Un Mundial para más aficionados… si el bolsillo aguanta
Dieciséis estadios, tres países, millones de asientos. Sobre el papel, nunca fue tan fácil conseguir una entrada para ver un partido de Copa del Mundo. En la práctica, el precio se ha convertido en la primera barrera defensiva del torneo.
Las entradas para la fase de grupos se han disparado hasta cifras de cientos e incluso miles de dólares en algunos encuentros. Para aficionados organizados como los American Outlaws, el impacto ha sido directo. Su capitán en Chicago, Phil Labas, no se mordió la lengua al calificar los precios de “absolutamente escandalosos” y “un número absolutamente demoledor” para poder entrar a un estadio.
Acostumbrado a seguir casi todos los eventos de U.S. Soccer en los últimos cuatro años, Labas se ha visto empujado con su grupo a la parte más alta de las gradas. “Estamos en la sección 300. Fondo superior, en una esquina… Es una auténtica tragedia”, lamentó. El mensaje, sin embargo, no es de renuncia. A pesar de la distancia con el césped, promete que se harán notar: estarán, se oirán y se verán cuando las cámaras apunten hacia arriba.
Favoritos, sorpresas y una apuesta arriesgada: los equipos a seguir
El Mundial 2026 también apunta a romper récords en las casas de apuestas. Con más selecciones, más partidos y más incertidumbre, los pronósticos se multiplican. Y en medio del ruido, una voz ha llamado la atención: la del economista alemán Joachim Klement, que acertó los últimos tres campeones mundiales.

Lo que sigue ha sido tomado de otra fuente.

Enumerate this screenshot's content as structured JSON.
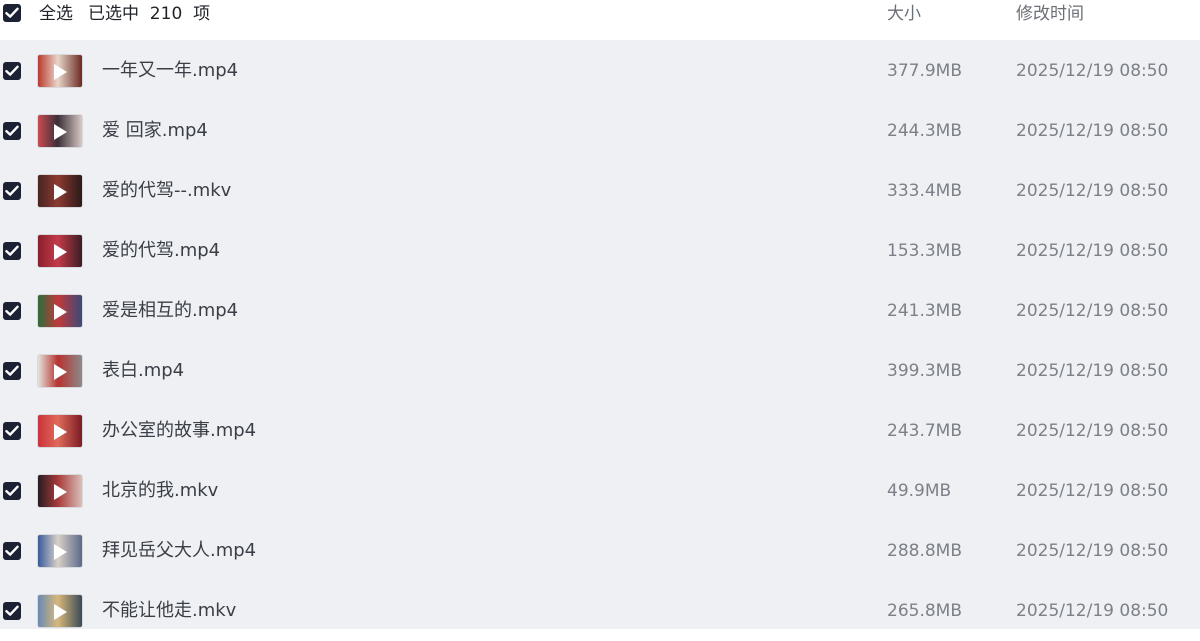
{
  "header": {
    "select_all_label": "全选",
    "selected_text": "已选中  210  项",
    "size_col": "大小",
    "time_col": "修改时间"
  },
  "files": [
    {
      "name": "一年又一年.mp4",
      "size": "377.9MB",
      "time": "2025/12/19 08:50",
      "thumb_colors": [
        "#b83a2e",
        "#e8d6c8",
        "#6b2a24"
      ]
    },
    {
      "name": "爱 回家.mp4",
      "size": "244.3MB",
      "time": "2025/12/19 08:50",
      "thumb_colors": [
        "#c94c52",
        "#3b3038",
        "#d9c9c5"
      ]
    },
    {
      "name": "爱的代驾--.mkv",
      "size": "333.4MB",
      "time": "2025/12/19 08:50",
      "thumb_colors": [
        "#4a2422",
        "#8c3a30",
        "#2a1a1a"
      ]
    },
    {
      "name": "爱的代驾.mp4",
      "size": "153.3MB",
      "time": "2025/12/19 08:50",
      "thumb_colors": [
        "#8a1f2c",
        "#c43b4a",
        "#3a1e24"
      ]
    },
    {
      "name": "爱是相互的.mp4",
      "size": "241.3MB",
      "time": "2025/12/19 08:50",
      "thumb_colors": [
        "#2f6b3a",
        "#c23a3a",
        "#3a4a7a"
      ]
    },
    {
      "name": "表白.mp4",
      "size": "399.3MB",
      "time": "2025/12/19 08:50",
      "thumb_colors": [
        "#e6e2dc",
        "#b7332f",
        "#8a8a8a"
      ]
    },
    {
      "name": "办公室的故事.mp4",
      "size": "243.7MB",
      "time": "2025/12/19 08:50",
      "thumb_colors": [
        "#c9333a",
        "#e06a5a",
        "#7a1c24"
      ]
    },
    {
      "name": "北京的我.mkv",
      "size": "49.9MB",
      "time": "2025/12/19 08:50",
      "thumb_colors": [
        "#2a1c22",
        "#a83a3a",
        "#d8c0b8"
      ]
    },
    {
      "name": "拜见岳父大人.mp4",
      "size": "288.8MB",
      "time": "2025/12/19 08:50",
      "thumb_colors": [
        "#3a5a9a",
        "#d9d0c8",
        "#5a6a8a"
      ]
    },
    {
      "name": "不能让他走.mkv",
      "size": "265.8MB",
      "time": "2025/12/19 08:50",
      "thumb_colors": [
        "#6a8ab0",
        "#d8b87a",
        "#3a4a5a"
      ]
    }
  ]
}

Su elección para 2026 no coincide con las grandes favoritas de las casas de apuestas. Klement se inclina por Países Bajos, por delante de gigantes como Francia, España, Inglaterra o Brasil. Su argumento se apoya en la consistencia: considera a la selección neerlandesa como una de las “constantes sobre-rendidoras” del panorama internacional, un equipo que ya ha alcanzado tres finales mundialistas (1974, 1978 y 2010) sin haber levantado el trofeo.
En su análisis, Países Bajos no tiene una figura del calibre de Lionel Messi, pero sí un bloque muy equilibrado, sin puntos débiles evidentes, y una defensa sólida. Y recuerda un viejo mantra del fútbol: el ataque gana partidos, la defensa gana torneos.

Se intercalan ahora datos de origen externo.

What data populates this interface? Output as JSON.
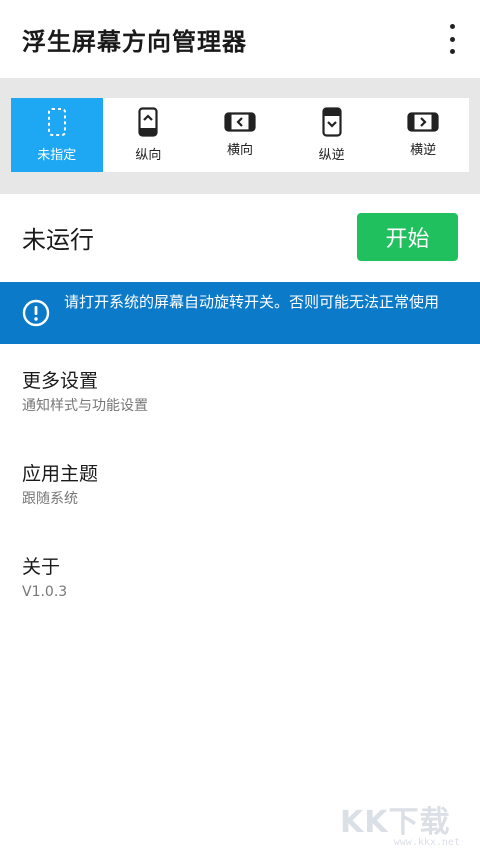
{
  "app": {
    "title": "浮生屏幕方向管理器"
  },
  "header": {
    "more_icon": "more-vert-icon"
  },
  "orientations": [
    {
      "label": "未指定",
      "icon": "unspecified-icon",
      "active": true
    },
    {
      "label": "纵向",
      "icon": "portrait-icon",
      "active": false
    },
    {
      "label": "横向",
      "icon": "landscape-icon",
      "active": false
    },
    {
      "label": "纵逆",
      "icon": "reverse-portrait-icon",
      "active": false
    },
    {
      "label": "横逆",
      "icon": "reverse-landscape-icon",
      "active": false
    }
  ],
  "status": {
    "text": "未运行",
    "button_label": "开始"
  },
  "notice": {
    "text": "请打开系统的屏幕自动旋转开关。否则可能无法正常使用",
    "icon": "info-icon"
  },
  "settings": [
    {
      "title": "更多设置",
      "subtitle": "通知样式与功能设置"
    },
    {
      "title": "应用主题",
      "subtitle": "跟随系统"
    },
    {
      "title": "关于",
      "subtitle": "V1.0.3"
    }
  ],
  "watermark": {
    "text": "KK下载",
    "url": "www.kkx.net"
  },
  "colors": {
    "accent": "#1ea7f3",
    "start_button": "#21c05e",
    "notice_bg": "#0b7ac9",
    "divider_area": "#e7e7e7"
  }
}
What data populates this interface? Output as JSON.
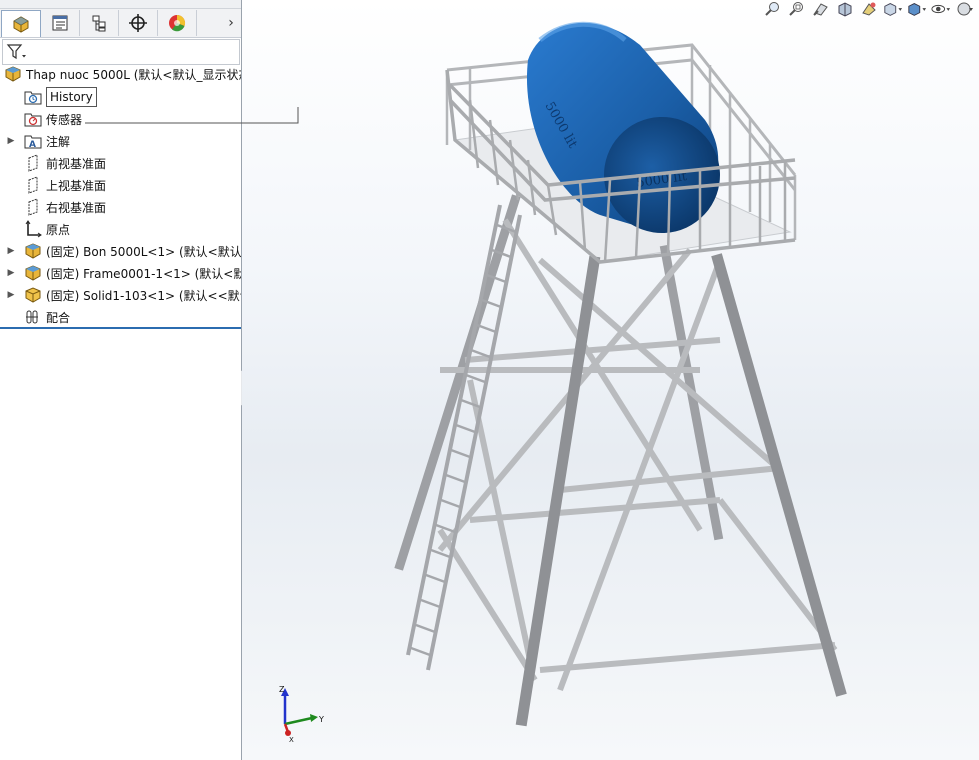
{
  "feature_tree": {
    "root_label": "Thap nuoc 5000L  (默认<默认_显示状态",
    "items": [
      {
        "label": "History"
      },
      {
        "label": "传感器"
      },
      {
        "label": "注解"
      },
      {
        "label": "前视基准面"
      },
      {
        "label": "上视基准面"
      },
      {
        "label": "右视基准面"
      },
      {
        "label": "原点"
      },
      {
        "label": "(固定) Bon 5000L<1> (默认<默认_"
      },
      {
        "label": "(固定) Frame0001-1<1> (默认<默"
      },
      {
        "label": "(固定) Solid1-103<1> (默认<<默认"
      },
      {
        "label": "配合"
      }
    ]
  },
  "tabs": [
    {
      "icon": "feature-manager-icon"
    },
    {
      "icon": "property-manager-icon"
    },
    {
      "icon": "configuration-manager-icon"
    },
    {
      "icon": "dimxpert-icon"
    },
    {
      "icon": "display-manager-icon"
    }
  ],
  "view_toolbar_icons": [
    "zoom-to-fit-icon",
    "zoom-area-icon",
    "previous-view-icon",
    "section-view-icon",
    "dynamic-annotation-icon",
    "view-orientation-icon",
    "display-style-icon",
    "hide-show-icon",
    "appearance-icon"
  ],
  "model": {
    "tank_label_side": "5000 lit",
    "tank_label_end": "5000 lit",
    "tank_color": "#1b5fa8",
    "frame_color": "#a9abae"
  },
  "triad": {
    "z": "Z",
    "y": "Y",
    "x": "X"
  },
  "colors": {
    "accent": "#2b6cb0",
    "viewport_bg": "#eef2f6"
  }
}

Sobre Estados Unidos, Klement ofrece una visión dividida. En lo deportivo, el sorteo le da margen: encuadrado en el Grupo D junto a Paraguay, Australia y Turquía, el USMNT tiene opciones reales de avanzar a octavos y, desde ahí, soñar con alcanzar al menos los cuartos de final.
El problema, según él, está fuera del campo. En un país donde el fútbol compite con la NFL, la NBA, la MLB y más, el talento se reparte. El soccer no domina el paisaje deportivo como sí ocurre en Europa o Latinoamérica. Y esa batalla cultural, silenciosa pero constante, puede pesar tanto como un cruce complicado en el cuadro.
La pelota está a punto de rodar. Tres países, 48 selecciones, 39 días y un torneo que quiere redefinir lo que significa organizar un Mundial. La pregunta ya no es si el espectáculo estará a la altura. Es quién se atreverá a dominarlo en un escenario tan grande.